I am not sure what exactly you imagine with apples to apples.

You did your own design without really looking at the existing implementations, I believe.
So, it's not apples to apples in the sense of trying to have mostly similar interpreters just in different implementation languages, right?

As far as I can tell, your design differs in important aspects.
I think you have a single continuous stack, instead of frame objects, and your bytecodes are not identical to the SOM ones, not even the basic ones.
They are not too far off, but not the same.

I am not sure what other differences there are, but apples to apples seems more likely between TruffleSOM and PySOM, which have relatively few differences, mostly motivated by the underlying implementation platform.

There are, of course, always many types of apples, but I think that we can probably agree that having different implementations literally executing different user code is not what we want :)

Put another way: if we say that all implementations must do the SOM++ ifTrue: style execution, I can live with that (even though, I admit, my prejudices dislike it), provided all SOMs do that. At the moment, comparing say SOM++ and yksom is too fraught, because the ifTrue: difference probably dominates performance differences.

smarr commented

Hm. I don't know.

I think, for the comparison you have in mind, it would be better to simply rip out the optimizations in question and then run the comparison that you want to do, without "mandating" what a SOM should be doing.

I'd think, a SOM should only be mandated to "adhere to a specification" (which isn't existing, and very badly approximated by the unit tests) similar to ECMAScript.
Anything underneath the surface is fair game.

After all, different SOMs have different reasons for existing. Some exist just for the joy of it, like SOM-RS or JsSOM...

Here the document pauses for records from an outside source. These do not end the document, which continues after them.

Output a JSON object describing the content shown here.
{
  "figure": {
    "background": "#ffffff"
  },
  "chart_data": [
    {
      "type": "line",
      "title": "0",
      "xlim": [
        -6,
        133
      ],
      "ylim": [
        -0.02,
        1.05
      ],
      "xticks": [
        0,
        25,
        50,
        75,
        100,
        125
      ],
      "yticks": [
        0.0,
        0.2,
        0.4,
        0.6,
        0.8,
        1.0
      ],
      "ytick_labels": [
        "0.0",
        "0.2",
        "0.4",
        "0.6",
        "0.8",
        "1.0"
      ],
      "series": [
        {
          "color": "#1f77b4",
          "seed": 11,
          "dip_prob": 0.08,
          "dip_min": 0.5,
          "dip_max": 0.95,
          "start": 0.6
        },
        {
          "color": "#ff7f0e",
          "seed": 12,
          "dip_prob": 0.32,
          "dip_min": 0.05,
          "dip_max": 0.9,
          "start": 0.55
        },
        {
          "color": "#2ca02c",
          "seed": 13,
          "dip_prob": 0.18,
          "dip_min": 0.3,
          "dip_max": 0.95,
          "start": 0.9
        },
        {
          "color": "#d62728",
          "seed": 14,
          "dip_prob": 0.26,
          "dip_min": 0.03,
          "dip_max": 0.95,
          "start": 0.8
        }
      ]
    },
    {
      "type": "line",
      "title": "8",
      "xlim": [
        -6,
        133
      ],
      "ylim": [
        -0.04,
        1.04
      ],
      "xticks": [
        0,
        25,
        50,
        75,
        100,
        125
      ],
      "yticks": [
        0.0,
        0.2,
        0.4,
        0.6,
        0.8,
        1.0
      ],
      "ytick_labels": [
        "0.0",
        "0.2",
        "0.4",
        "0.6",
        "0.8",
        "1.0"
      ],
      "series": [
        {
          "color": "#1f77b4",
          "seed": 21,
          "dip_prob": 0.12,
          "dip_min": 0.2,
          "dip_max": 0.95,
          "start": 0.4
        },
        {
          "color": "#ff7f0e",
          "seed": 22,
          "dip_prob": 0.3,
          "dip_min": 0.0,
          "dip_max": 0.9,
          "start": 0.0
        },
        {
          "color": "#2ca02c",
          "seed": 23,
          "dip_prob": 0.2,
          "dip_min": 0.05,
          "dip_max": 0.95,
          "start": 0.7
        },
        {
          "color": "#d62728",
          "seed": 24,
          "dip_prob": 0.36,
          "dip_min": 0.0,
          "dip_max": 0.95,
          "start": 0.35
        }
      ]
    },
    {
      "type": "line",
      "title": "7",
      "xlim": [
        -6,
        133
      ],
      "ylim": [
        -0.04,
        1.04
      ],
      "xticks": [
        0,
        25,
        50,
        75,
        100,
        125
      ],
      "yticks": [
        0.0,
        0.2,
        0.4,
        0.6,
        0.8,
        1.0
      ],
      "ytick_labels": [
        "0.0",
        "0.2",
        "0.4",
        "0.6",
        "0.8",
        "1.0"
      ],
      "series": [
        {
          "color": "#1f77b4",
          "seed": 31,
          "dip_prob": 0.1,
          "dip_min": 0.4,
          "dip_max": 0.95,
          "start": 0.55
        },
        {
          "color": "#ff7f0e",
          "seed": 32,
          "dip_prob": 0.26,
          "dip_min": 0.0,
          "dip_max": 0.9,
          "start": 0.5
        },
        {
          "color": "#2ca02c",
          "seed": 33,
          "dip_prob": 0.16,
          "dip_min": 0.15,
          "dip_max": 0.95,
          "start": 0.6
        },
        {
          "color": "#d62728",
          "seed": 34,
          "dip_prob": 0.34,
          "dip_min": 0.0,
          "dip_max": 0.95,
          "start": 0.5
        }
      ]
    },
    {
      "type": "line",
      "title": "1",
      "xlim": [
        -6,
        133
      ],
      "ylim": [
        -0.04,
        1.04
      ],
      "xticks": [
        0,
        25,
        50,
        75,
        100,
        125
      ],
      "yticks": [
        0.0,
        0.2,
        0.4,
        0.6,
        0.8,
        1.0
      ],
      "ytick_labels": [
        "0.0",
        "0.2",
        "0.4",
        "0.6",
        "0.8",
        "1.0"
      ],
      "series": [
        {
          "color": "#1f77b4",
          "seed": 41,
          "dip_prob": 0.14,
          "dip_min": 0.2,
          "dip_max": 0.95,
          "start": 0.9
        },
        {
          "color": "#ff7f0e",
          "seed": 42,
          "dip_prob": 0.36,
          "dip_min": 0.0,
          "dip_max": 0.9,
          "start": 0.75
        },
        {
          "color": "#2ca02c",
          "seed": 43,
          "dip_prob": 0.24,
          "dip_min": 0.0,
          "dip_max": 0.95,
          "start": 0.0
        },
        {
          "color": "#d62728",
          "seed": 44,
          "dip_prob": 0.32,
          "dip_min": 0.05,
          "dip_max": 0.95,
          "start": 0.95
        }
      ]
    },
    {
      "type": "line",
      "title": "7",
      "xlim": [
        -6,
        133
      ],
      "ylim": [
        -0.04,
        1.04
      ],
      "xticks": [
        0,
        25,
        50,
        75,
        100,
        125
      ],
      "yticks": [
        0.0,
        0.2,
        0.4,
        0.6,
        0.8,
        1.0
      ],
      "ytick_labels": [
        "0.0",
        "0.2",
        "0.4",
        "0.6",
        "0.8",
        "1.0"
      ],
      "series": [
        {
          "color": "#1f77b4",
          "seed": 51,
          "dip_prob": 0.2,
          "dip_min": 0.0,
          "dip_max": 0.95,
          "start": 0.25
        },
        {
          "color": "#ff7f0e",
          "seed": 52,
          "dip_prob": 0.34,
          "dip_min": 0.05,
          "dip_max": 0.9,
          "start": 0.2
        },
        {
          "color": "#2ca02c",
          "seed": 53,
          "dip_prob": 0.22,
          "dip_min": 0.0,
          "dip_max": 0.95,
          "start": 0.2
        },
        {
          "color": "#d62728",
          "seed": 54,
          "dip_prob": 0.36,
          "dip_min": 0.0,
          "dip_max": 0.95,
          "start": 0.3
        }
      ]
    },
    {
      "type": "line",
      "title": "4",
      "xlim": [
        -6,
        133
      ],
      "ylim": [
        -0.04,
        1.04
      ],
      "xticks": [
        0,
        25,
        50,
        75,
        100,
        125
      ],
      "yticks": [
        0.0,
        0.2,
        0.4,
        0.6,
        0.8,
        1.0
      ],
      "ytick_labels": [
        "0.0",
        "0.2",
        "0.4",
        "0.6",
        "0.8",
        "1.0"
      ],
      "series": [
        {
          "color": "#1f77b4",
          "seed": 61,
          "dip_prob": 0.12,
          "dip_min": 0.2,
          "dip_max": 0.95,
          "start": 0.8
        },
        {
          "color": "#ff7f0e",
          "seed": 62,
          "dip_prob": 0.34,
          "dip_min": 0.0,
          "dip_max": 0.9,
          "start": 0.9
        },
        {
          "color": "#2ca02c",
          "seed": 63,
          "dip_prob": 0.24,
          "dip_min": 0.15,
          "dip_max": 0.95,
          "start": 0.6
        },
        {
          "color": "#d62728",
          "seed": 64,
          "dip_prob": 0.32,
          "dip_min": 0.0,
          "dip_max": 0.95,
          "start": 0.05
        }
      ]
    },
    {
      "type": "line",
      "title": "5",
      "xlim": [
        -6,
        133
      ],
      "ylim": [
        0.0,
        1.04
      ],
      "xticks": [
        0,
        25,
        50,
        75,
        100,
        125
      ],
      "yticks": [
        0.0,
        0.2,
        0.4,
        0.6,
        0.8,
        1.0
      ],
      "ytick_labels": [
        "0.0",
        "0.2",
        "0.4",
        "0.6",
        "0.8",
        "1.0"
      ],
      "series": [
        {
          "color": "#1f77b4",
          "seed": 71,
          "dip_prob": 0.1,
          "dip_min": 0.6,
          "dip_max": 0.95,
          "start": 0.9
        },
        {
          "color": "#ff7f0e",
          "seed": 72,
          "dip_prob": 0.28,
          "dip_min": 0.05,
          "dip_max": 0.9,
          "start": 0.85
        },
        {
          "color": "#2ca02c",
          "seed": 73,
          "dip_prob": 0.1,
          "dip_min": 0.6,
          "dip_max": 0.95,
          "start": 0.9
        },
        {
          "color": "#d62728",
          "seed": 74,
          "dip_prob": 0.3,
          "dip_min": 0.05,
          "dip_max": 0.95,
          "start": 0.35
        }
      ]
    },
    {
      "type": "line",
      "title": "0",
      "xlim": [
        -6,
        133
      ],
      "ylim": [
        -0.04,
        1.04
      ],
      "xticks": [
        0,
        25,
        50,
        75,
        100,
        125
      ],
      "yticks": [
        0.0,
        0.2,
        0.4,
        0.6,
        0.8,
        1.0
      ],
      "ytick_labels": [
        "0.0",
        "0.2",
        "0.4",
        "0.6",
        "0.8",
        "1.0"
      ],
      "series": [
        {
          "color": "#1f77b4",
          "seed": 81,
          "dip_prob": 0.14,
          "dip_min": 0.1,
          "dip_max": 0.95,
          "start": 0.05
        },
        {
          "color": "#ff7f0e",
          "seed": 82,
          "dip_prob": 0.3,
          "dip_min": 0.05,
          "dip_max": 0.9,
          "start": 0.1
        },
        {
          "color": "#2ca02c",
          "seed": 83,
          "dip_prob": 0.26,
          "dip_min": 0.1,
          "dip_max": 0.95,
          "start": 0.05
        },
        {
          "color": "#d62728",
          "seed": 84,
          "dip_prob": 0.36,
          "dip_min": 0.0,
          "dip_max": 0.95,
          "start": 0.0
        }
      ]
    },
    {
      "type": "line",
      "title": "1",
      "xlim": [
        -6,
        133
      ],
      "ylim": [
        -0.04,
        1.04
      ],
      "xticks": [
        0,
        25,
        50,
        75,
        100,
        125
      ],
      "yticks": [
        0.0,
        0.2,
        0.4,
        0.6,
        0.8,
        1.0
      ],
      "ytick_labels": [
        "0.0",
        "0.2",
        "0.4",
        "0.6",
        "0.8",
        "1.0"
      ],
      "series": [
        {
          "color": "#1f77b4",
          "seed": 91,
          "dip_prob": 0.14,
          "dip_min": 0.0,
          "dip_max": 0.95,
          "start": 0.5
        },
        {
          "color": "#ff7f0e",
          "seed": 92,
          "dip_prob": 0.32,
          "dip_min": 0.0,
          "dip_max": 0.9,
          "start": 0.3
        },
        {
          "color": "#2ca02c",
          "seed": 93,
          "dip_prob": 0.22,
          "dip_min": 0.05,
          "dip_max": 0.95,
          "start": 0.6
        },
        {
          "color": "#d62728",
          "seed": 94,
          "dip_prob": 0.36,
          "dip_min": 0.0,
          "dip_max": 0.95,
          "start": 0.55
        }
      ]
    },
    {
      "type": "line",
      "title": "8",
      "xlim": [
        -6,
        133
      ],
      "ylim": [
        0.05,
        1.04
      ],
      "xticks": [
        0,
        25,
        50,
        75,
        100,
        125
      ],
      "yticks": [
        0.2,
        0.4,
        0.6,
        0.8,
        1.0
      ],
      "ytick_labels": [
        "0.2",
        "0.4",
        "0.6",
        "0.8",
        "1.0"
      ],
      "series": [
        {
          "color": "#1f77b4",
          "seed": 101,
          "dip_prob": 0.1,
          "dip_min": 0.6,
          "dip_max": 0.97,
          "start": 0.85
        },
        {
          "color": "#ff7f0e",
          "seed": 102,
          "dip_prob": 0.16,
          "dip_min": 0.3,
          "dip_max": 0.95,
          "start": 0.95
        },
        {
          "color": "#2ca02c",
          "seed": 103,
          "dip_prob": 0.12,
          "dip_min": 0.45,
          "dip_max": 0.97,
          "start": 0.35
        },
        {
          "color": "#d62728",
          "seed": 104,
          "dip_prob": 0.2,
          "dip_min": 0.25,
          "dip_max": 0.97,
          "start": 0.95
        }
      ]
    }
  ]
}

I think, for the comparison you have in mind, it would be better to simply rip out the optimizations in question and then run the comparison that you want to do, without "mandating" what a SOM should be doing.

OK.

I also realised (sorry it's been a busy day!) that I missed some bits:

So, is there a way to easily increase the available stack?

I guess this is your Unix stack limit? ulimit -s should fix that?

It runs into a division by zero, which likely means that there's some arithmetic operation that's not quite right:

Eek. Dunno! If you have any suggestions, I'm all ears!

smarr commented

So, is there a way to easily increase the available stack?

I guess this is your Unix stack limit? ulimit -s should fix that?

Ehm, no. This is your SOM stack, which is about to overflow here:

https://github.com/softdevteam/yksom/blob/master/src/lib/vm/core.rs#L403-L405

If I glance at the code correctly, I'd need to increase this SOM_STACK_LEN here https://github.com/softdevteam/yksom/blob/master/src/lib/vm/somstack.rs#L7

Eek. Dunno! If you have any suggestions, I'm all ears!

Yeah. This is more hairy to debug.

I'd probably start with printing out computational results in the benchmark code and diff the log between ykSOM and SOM-java perhaps to see where they start to diverge to narrow down what the cause could be.

If I glance at the code correctly, I'd need to increase this SOM_STACK_LEN here https://github.com/softdevteam/yksom/blob/master/src/lib/vm/somstack.rs#L7

I'd forgotten about that! I wonder what a safe limit might be? I'd be fine with doubling or quadrupling it if you think that's necessary.

smarr commented
# HACK: Havlak needs a lot of stack to run reliably...
if 'Havlak' in args.args:
  # double the standard stack size
  # we don't do it always, because...
  JAVA_ARGS += ['-Xss3072k']

I use this in TruffleSOM... Not, well, ideal... No idea how this would translate to your case. I'd need to test. But not today.
Apparently I am writing a proposal tonight...

Oh, interesting, you have to increase the Java stack size! At some point you could definitely also explode the Rust stack too, but my experience is that most shells set that to a fairly high value, so... hopefully not!